Teaching Hospital, Peradeniya, Sri Lanka.
Department of Medicine, Faculty of Medicine, University of Peradeniya, Peradeniya, Sri Lanka.
J Med Case Rep. 2023 Jun 1;17(1):224. doi: 10.1186/s13256-023-03967-1.
Haemophagocytic lymphohistiocytosis (HLH) is an uncommon systemic inflammatory syndrome that can happen secondary to numerous conditions. It rarely occurs due to dengue infection causing significant mortality and morbidity even with appropriate treatment. The outcome is further poor if the diagnosis of HLH is delayed or left untreated. Therefore, a high degree of clinical suspicion is paramount in diagnosing HLH.

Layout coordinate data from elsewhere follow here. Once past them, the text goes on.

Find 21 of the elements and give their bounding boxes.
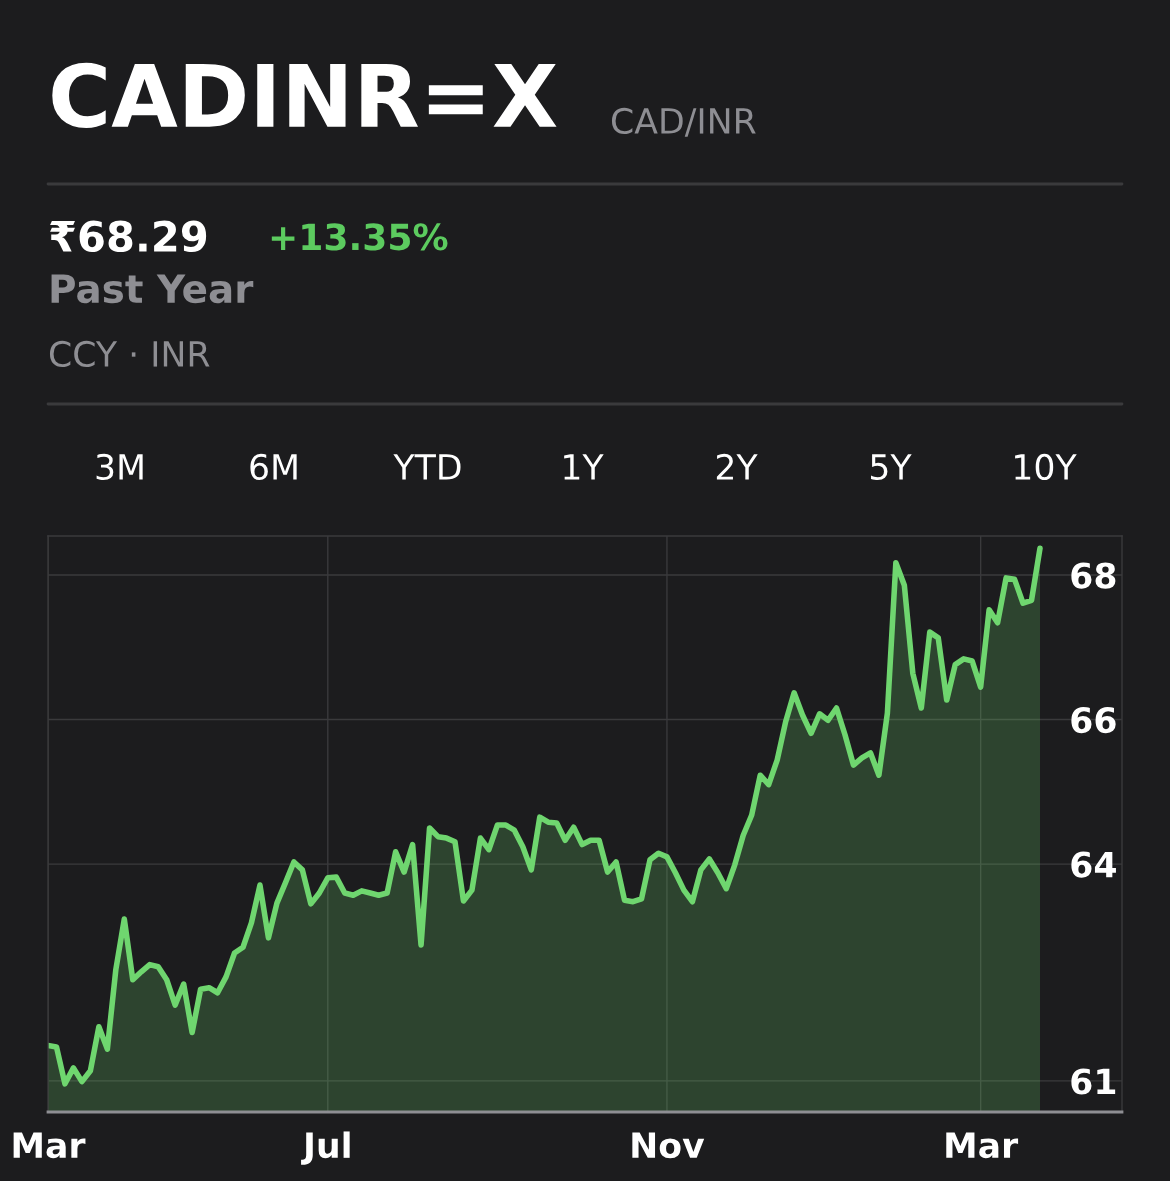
y-tick-label: 68	[1071, 562, 1116, 589]
x-tick-label: Mar	[13, 1132, 86, 1159]
x-tick-label: Jul	[301, 1131, 350, 1165]
chart-title: CADINR=X	[52, 62, 557, 128]
text: Past Year	[51, 274, 254, 304]
y-tick-label: 66	[1071, 707, 1116, 734]
y-tick-label: 61	[1071, 1068, 1116, 1095]
x-tick-label: Nov	[632, 1132, 705, 1159]
text: ₹68.29	[50, 220, 207, 253]
text: 5Y	[871, 454, 912, 481]
text: 1Y	[564, 454, 604, 480]
text: 6M	[250, 453, 297, 481]
text: YTD	[393, 454, 461, 480]
text: +13.35%	[271, 223, 448, 251]
text: 3M	[96, 453, 143, 481]
text: 10Y	[1015, 453, 1077, 481]
text: 2Y	[716, 453, 758, 480]
text: CCY · INR	[49, 340, 210, 368]
y-tick-label: 64	[1071, 851, 1116, 878]
chart-subtitle: CAD/INR	[611, 107, 756, 137]
x-tick-label: Mar	[946, 1132, 1019, 1159]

A 17-year-old Sinhalese boy was admitted to a tertiary care hospital in Sri Lanka with a 4-day history of fever, headache, nausea, vomiting, and diarrhea. He was hemodynamically stable, and the serological investigation confirmed a dengue infection. On the fifth day of fever, he entered the critical phase of dengue infection, confirmed by ultrasound evidence of plasma leaking. However, he had ongoing high fever spikes during the critical phase, and even after the critical phase was over, the fever spikes continued. Simultaneously, hepatosplenomegaly was noticed, and he showed persistent thrombocytopenia, neutropenia, and anemia despite the resolution of the critical phase. Further, the workup revealed a serum ferritin level of > 3000 ng/mL triglyceride level of 314 mg/dL, and the bone marrow biopsy revealed an increased haemophagocytic activity. Secondary HLH was diagnosed on the basis of criteria used in the HLH-2004 trial and successfully managed with intravenous dexamethasone 10 mg/body surface area/day for the first 2 weeks, followed by a tapering regimen over 8 weeks.
This case emphasizes the need to consider HLH as a potential complication when persistent fever and cytopenias are present after recovering from dengue fever, particularly in patients with unusual clinical features like hepatosplenomegaly. Early recognition and prompt treatment with appropriate immunosuppressive therapy, such as intravenous dexamethasone, can lead to a successful response and good prognosis.
噬血细胞性淋巴组织细胞增生症(HLH)是一种罕见的全身性炎症综合征,可继发于多种疾病。即使接受适当的治疗,由登革热感染引起的 HLH 也会导致很高的死亡率和发病率。如果诊断延迟或未得到治疗,预后会更差。因此,高度的临床怀疑对于诊断 HLH 至关重要。
一名 17 岁的僧伽罗男孩因发热、头痛、恶心、呕吐和腹泻 4 天,入住斯里兰卡的一家三级保健医院。他血流动力学稳定,血清学检查证实存在登革热感染。发热的第 5 天,他进入登革热的危急期,超声检查证实有血浆渗出。然而,在危急期,他仍持续高热,甚至在危急期结束后,高热仍持续存在。同时,发现肝脾肿大,尽管危急期已过,但他仍持续出现血小板减少、中性粒细胞减少和贫血。此外,检查发现血清铁蛋白水平>3000ng/mL,甘油三酯水平 314mg/dL,骨髓活检显示噬血活性增加。根据 HLH-2004 试验中使用的标准,诊断为继发性 HLH,并成功地用静脉注射地塞米松 10mg/体表面积/天治疗 2 周,然后在 8 周内逐渐减量。
本病例强调,当从登革热恢复后出现持续发热和细胞减少时,特别是在有肝脾肿大等不典型临床表现的患者中,应考虑 HLH 作为潜在并发症。早期识别并及时给予适当的免疫抑制治疗,如静脉注射地塞米松,可以获得良好的反应和预后。